As its prices are so low and its shopping baskets are so small, e-commerce would take away not just a part but actually all of the margin at the fashion discounter, CEO George Weston of parent holding company AB Foods told the Financial Times. Only pick-up at a retail outlet is an option, as the retailer is counting on people to then buy something extra in the stores straight away – even if it is just a something little like nail polish.
Physical only growth path
Primark also does not believe that Covid has definitively buried offline retail: the chain says it now has a greater market share in many countries than before the pandemic. The fact that sales in some European markets have not yet recovered, on the other hand, Weston attributes to general market conditions.

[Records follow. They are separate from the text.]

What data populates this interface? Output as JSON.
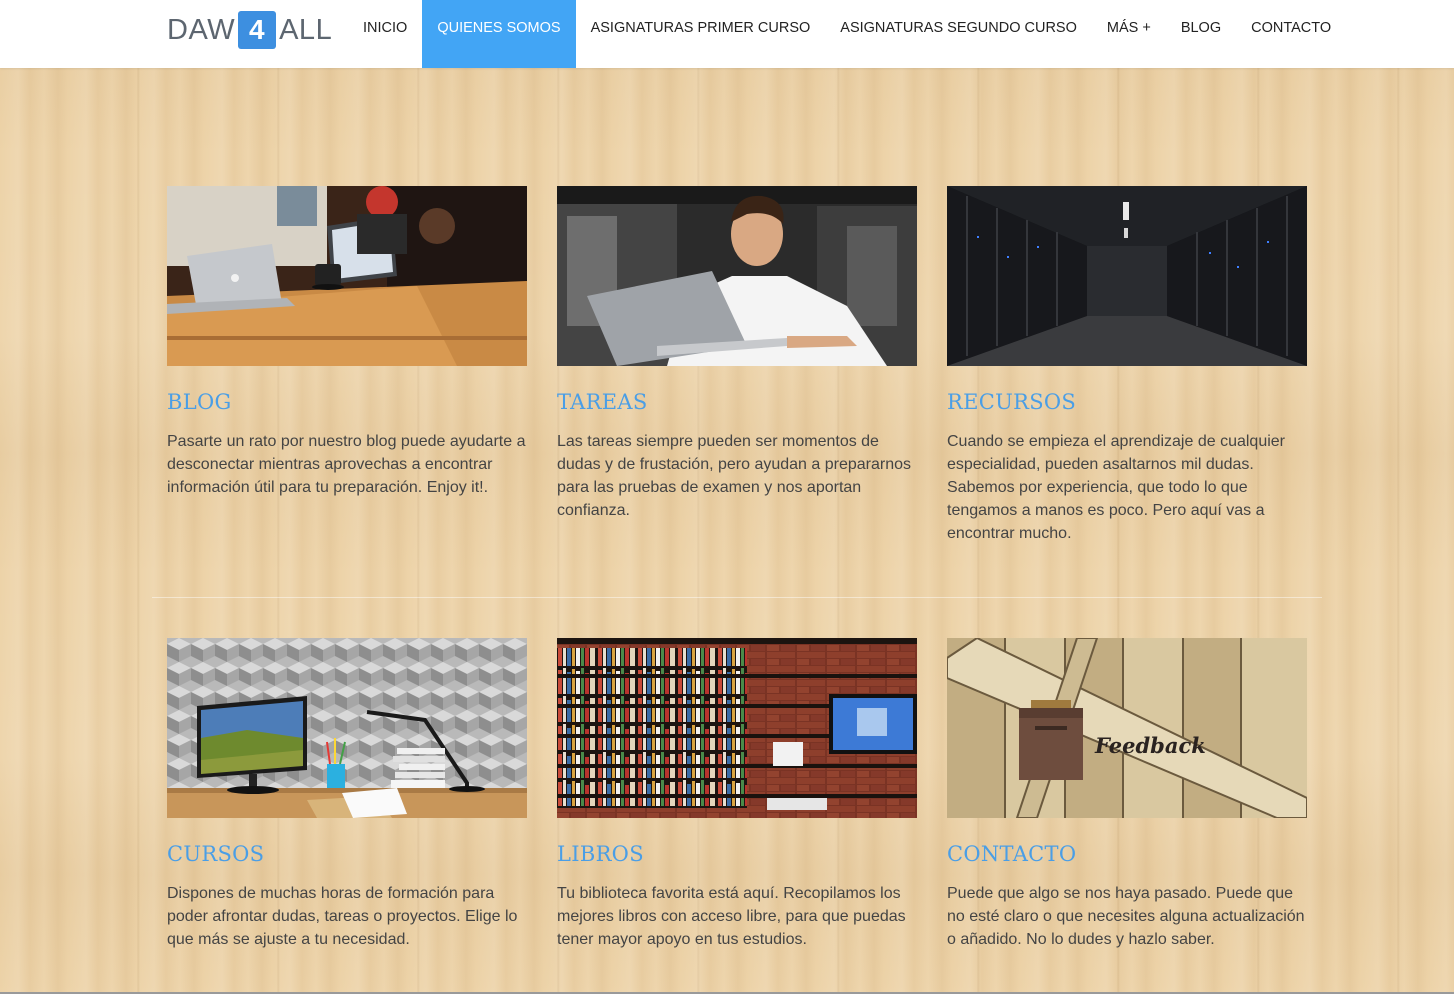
{
  "brand": {
    "left": "DAW",
    "middle": "4",
    "right": "ALL"
  },
  "nav": {
    "items": [
      {
        "label": "INICIO",
        "active": false
      },
      {
        "label": "QUIENES SOMOS",
        "active": true
      },
      {
        "label": "ASIGNATURAS PRIMER CURSO",
        "active": false
      },
      {
        "label": "ASIGNATURAS SEGUNDO CURSO",
        "active": false
      },
      {
        "label": "MÁS +",
        "active": false
      },
      {
        "label": "BLOG",
        "active": false
      },
      {
        "label": "CONTACTO",
        "active": false
      }
    ]
  },
  "cards": [
    {
      "title": "BLOG",
      "image": "laptops-on-cafe-table-photo",
      "text": "Pasarte un rato por nuestro blog puede ayudarte a desconectar mientras aprovechas a encontrar información útil para tu preparación. Enjoy it!."
    },
    {
      "title": "TAREAS",
      "image": "man-with-laptop-photo",
      "text": "Las tareas siempre pueden ser momentos de dudas y de frustación, pero ayudan a prepararnos para las pruebas de examen y nos aportan confianza."
    },
    {
      "title": "RECURSOS",
      "image": "server-room-photo",
      "text": "Cuando se empieza el aprendizaje de cualquier especialidad, pueden asaltarnos mil dudas. Sabemos por experiencia, que todo lo que tengamos a manos es poco. Pero aquí vas a encontrar mucho."
    },
    {
      "title": "CURSOS",
      "image": "desk-with-monitor-illustration",
      "text": "Dispones de muchas horas de formación para poder afrontar dudas, tareas o proyectos. Elige lo que más se ajuste a tu necesidad."
    },
    {
      "title": "LIBROS",
      "image": "bookshelf-photo",
      "text": "Tu biblioteca favorita está aquí. Recopilamos los mejores libros con acceso libre, para que puedas tener mayor apoyo en tus estudios."
    },
    {
      "title": "CONTACTO",
      "image": "feedback-mailbox-photo",
      "image_text": "Feedback",
      "text": "Puede que algo se nos haya pasado. Puede que no esté claro o que necesites alguna actualización o añadido. No lo dudes y hazlo saber."
    }
  ],
  "colors": {
    "accent": "#42a5f5",
    "heading": "#4a9ee6",
    "body_text": "#444444",
    "background_wood": "#edd3a8"
  }
}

Instead, growth has to come from good, old-fashioned physical expansion, the fashion discounter believes. For example, Primark is still looking to move into Romania and Slovakia, while also continuing its expansion in the United States. The Irish chain started its US activities in Boston, with its many Irish-American residents, but expanded southwards when the formula caught on with lower income groups and Spanish-speaking Americans.